The prosecution’s most important piece of evidence is a DNA sample taken from a knife sheath left at the crime scene. Investigators then used investigative genetic genealogy, a forensic field combining DNA analysis with genealogical research, to connect that sample to Kohberger’s family, according to prosecutors. Subsequent DNA testing found Kohberger was a “statistical match” to the sample, leading to his arrest, according to prosecutors.
Kohberger’s attorneys have argued in a defense motion released Thursday that the death penalty should be taken off the table because they cannot possibly review the enormous amount of discovery in time for the August trial. They say removing the death penalty would cut down the needed discovery considerably.
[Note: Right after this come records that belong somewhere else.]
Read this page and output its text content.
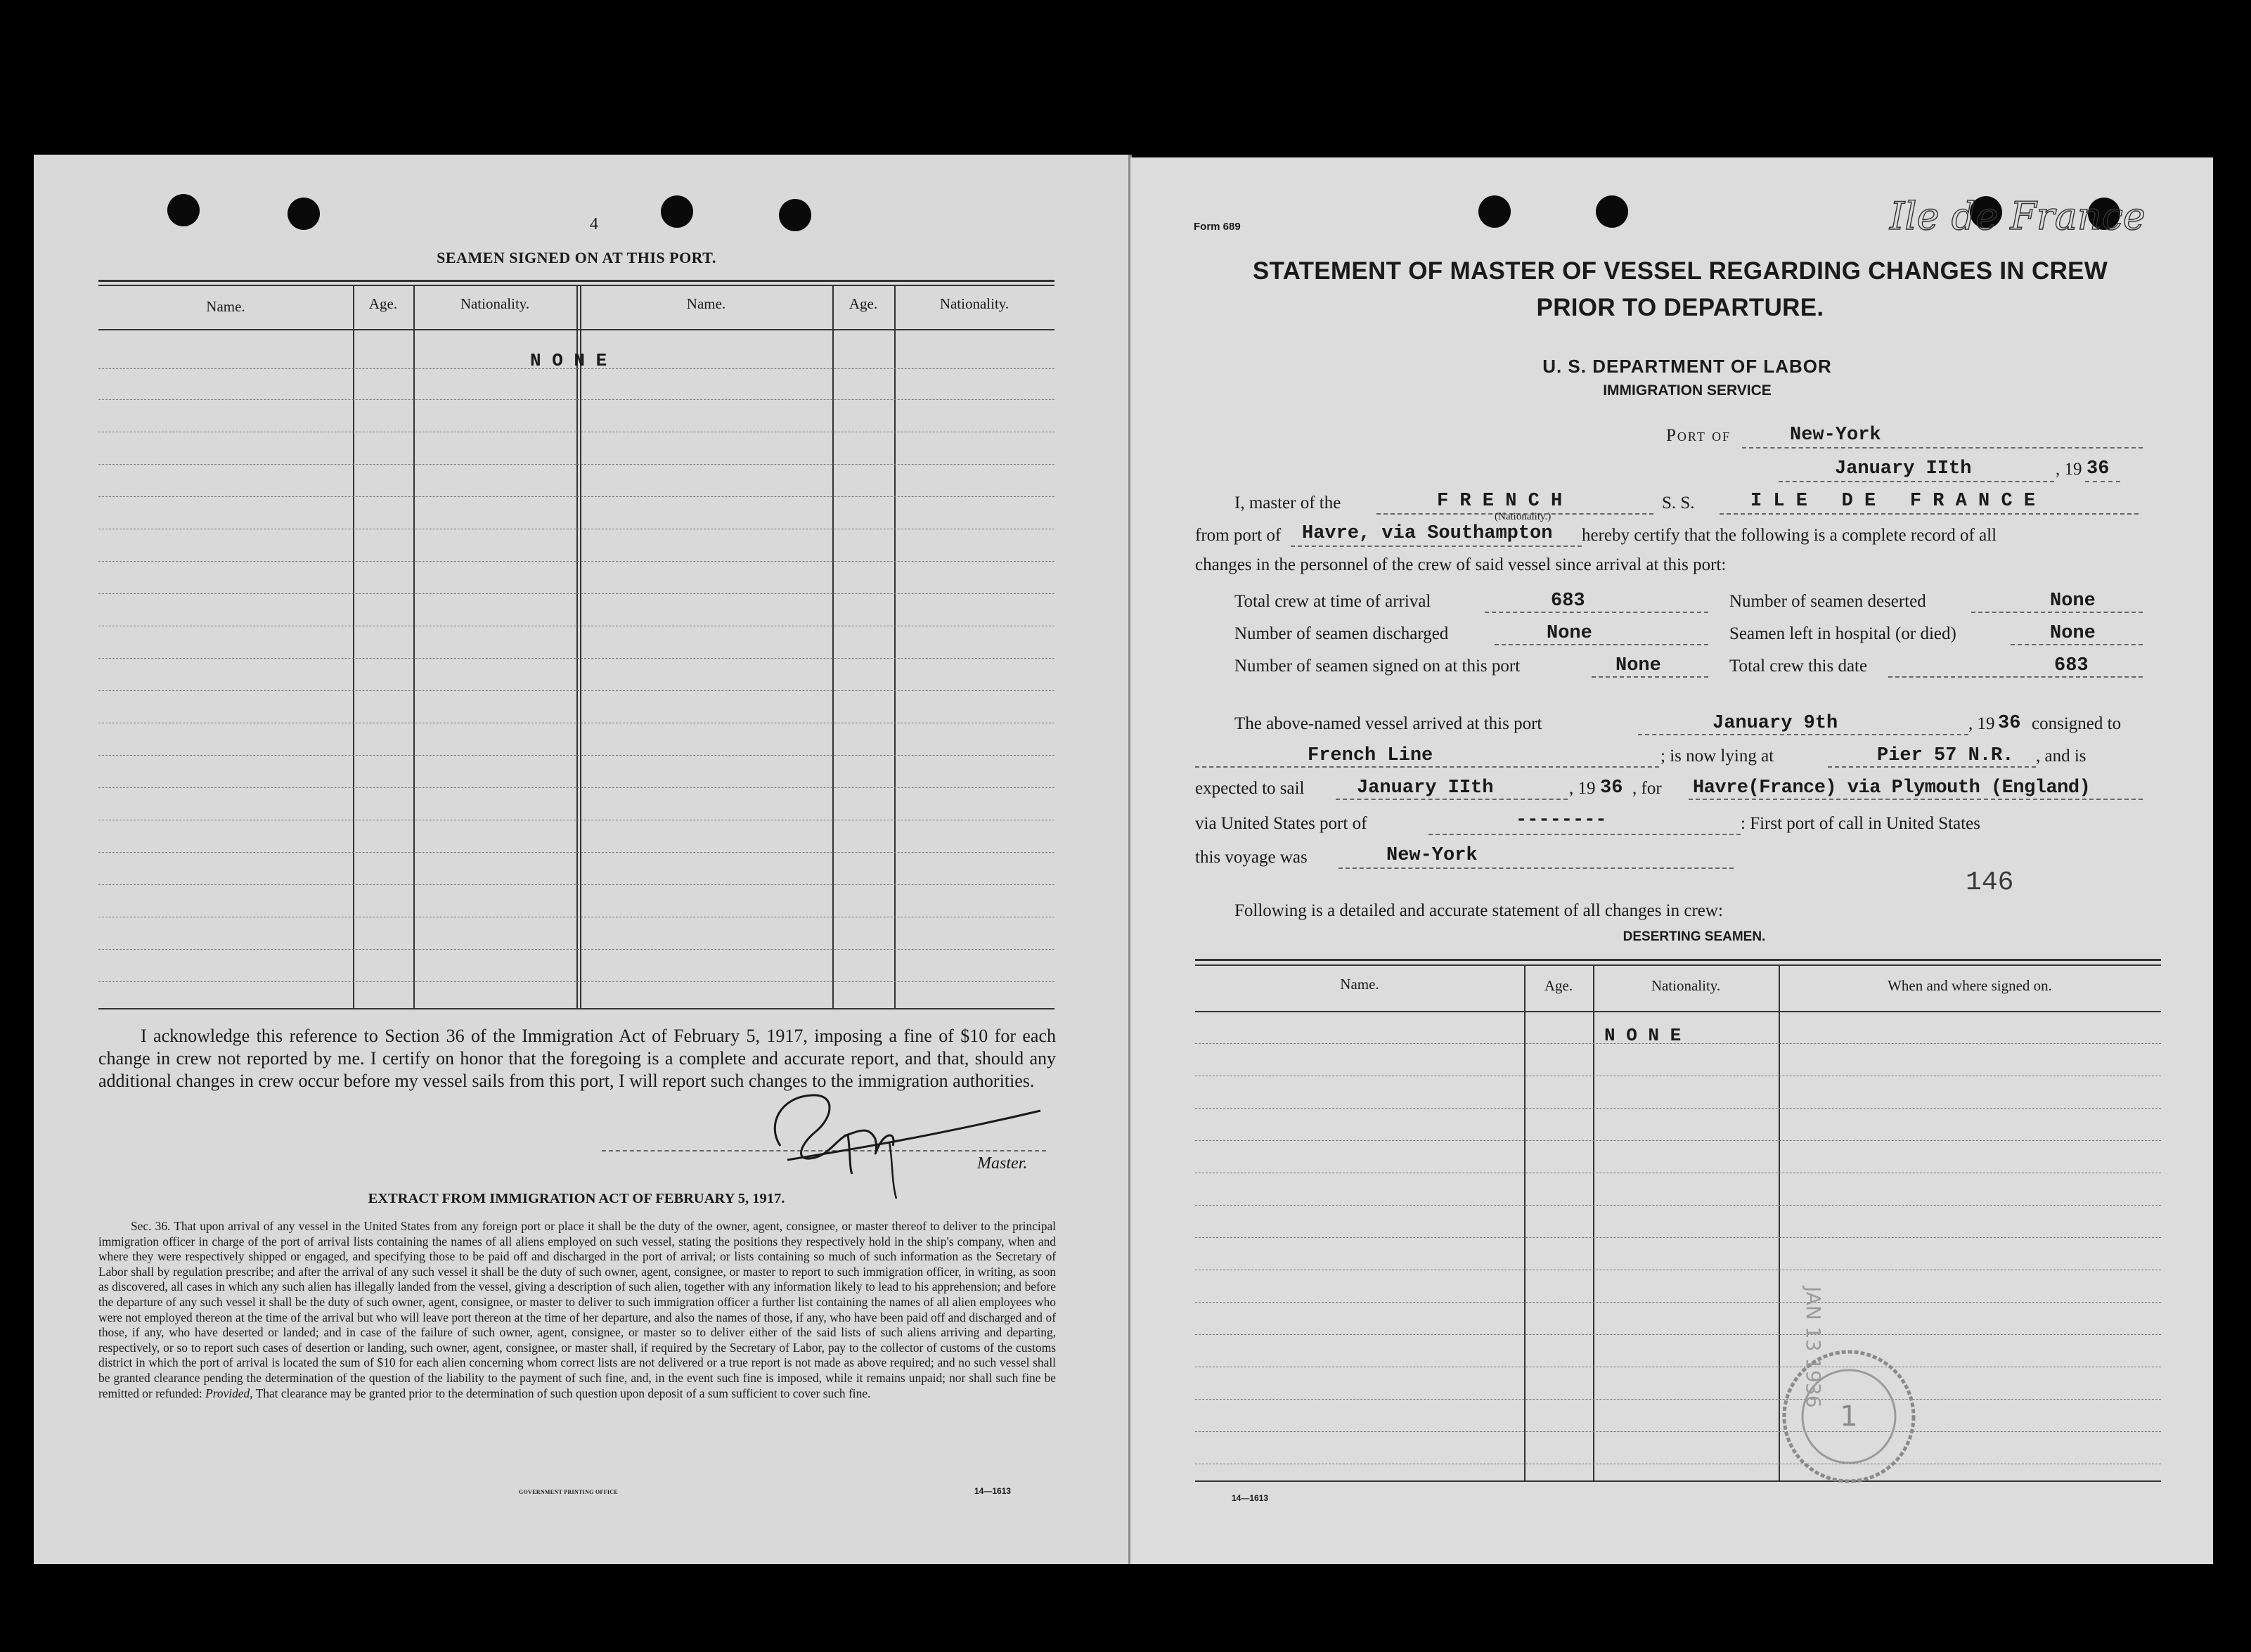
4
SEAMEN SIGNED ON AT THIS PORT.
Name.	Age.	Nationality.	Name.	Age.	Nationality.
N O N E
I acknowledge this reference to Section 36 of the Immigration Act of February 5, 1917, imposing a fine of $10 for each change in crew not reported by me. I certify on honor that the foregoing is a complete and accurate report, and that, should any additional changes in crew occur before my vessel sails from this port, I will report such changes to the immigration authorities.
Master.
EXTRACT FROM IMMIGRATION ACT OF FEBRUARY 5, 1917.
Sec. 36. That upon arrival of any vessel in the United States from any foreign port or place it shall be the duty of the owner, agent, consignee, or master thereof to deliver to the principal immigration officer in charge of the port of arrival lists containing the names of all aliens employed on such vessel, stating the positions they respectively hold in the ship's company, when and where they were respectively shipped or engaged, and specifying those to be paid off and discharged in the port of arrival; or lists containing so much of such information as the Secretary of Labor shall by regulation prescribe; and after the arrival of any such vessel it shall be the duty of such owner, agent, consignee, or master to report to such immigration officer, in writing, as soon as discovered, all cases in which any such alien has illegally landed from the vessel, giving a description of such alien, together with any information likely to lead to his apprehension; and before the departure of any such vessel it shall be the duty of such owner, agent, consignee, or master to deliver to such immigration officer a further list containing the names of all alien employees who were not employed thereon at the time of the arrival but who will leave port thereon at the time of her departure, and also the names of those, if any, who have been paid off and discharged and of those, if any, who have deserted or landed; and in case of the failure of such owner, agent, consignee, or master so to deliver either of the said lists of such aliens arriving and departing, respectively, or so to report such cases of desertion or landing, such owner, agent, consignee, or master shall, if required by the Secretary of Labor, pay to the collector of customs of the customs district in which the port of arrival is located the sum of $10 for each alien concerning whom correct lists are not delivered or a true report is not made as above required; and no such vessel shall be granted clearance pending the determination of the question of the liability to the payment of such fine, and, in the event such fine is imposed, while it remains unpaid; nor shall such fine be remitted or refunded: Provided, That clearance may be granted prior to the determination of such question upon deposit of a sum sufficient to cover such fine.
GOVERNMENT PRINTING OFFICE	14—1613
Form 689	Ile de France
STATEMENT OF MASTER OF VESSEL REGARDING CHANGES IN CREW
PRIOR TO DEPARTURE.
U. S. DEPARTMENT OF LABOR
IMMIGRATION SERVICE
Port of	New-York
January IIth	, 19 36
I, master of the	F R E N C H
(Nationality.)
S. S.	I L E   D E   F R A N C E
from port of Havre, via Southampton hereby certify that the following is a complete record of all
changes in the personnel of the crew of said vessel since arrival at this port:
Total crew at time of arrival	683	Number of seamen deserted	None
Number of seamen discharged	None	Seamen left in hospital (or died)	None
Number of seamen signed on at this port	None	Total crew this date	683
The above-named vessel arrived at this port	January 9th	, 19 36 consigned to
French Line	; is now lying at	Pier 57 N.R. , and is
expected to sail	January IIth	, 19 36 , for Havre(France) via Plymouth (England)
via United States port of	--------	: First port of call in United States
this voyage was	New-York
146
Following is a detailed and accurate statement of all changes in crew:
DESERTING SEAMEN.
Name.	Age.	Nationality.	When and where signed on.
N O N E
1
JAN 13 1936
14—1613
Trash recovered from the Kohberger family residence by Pennsylvania law enforcement and sent to the Idaho State Lab for DNA testing was used to help investigators narrow down Kohberger as the suspect in the killings, according to court documents released in January 2023.
To combat that evidence, his defense team has repeatedly questioned the use, legality and accuracy of the DNA testing done in each step of the process. In a closed hearing last month, testimony from several witnesses raised questions about how investigators had used the DNA sample from the knife sheath to identify Kohberger as a suspect.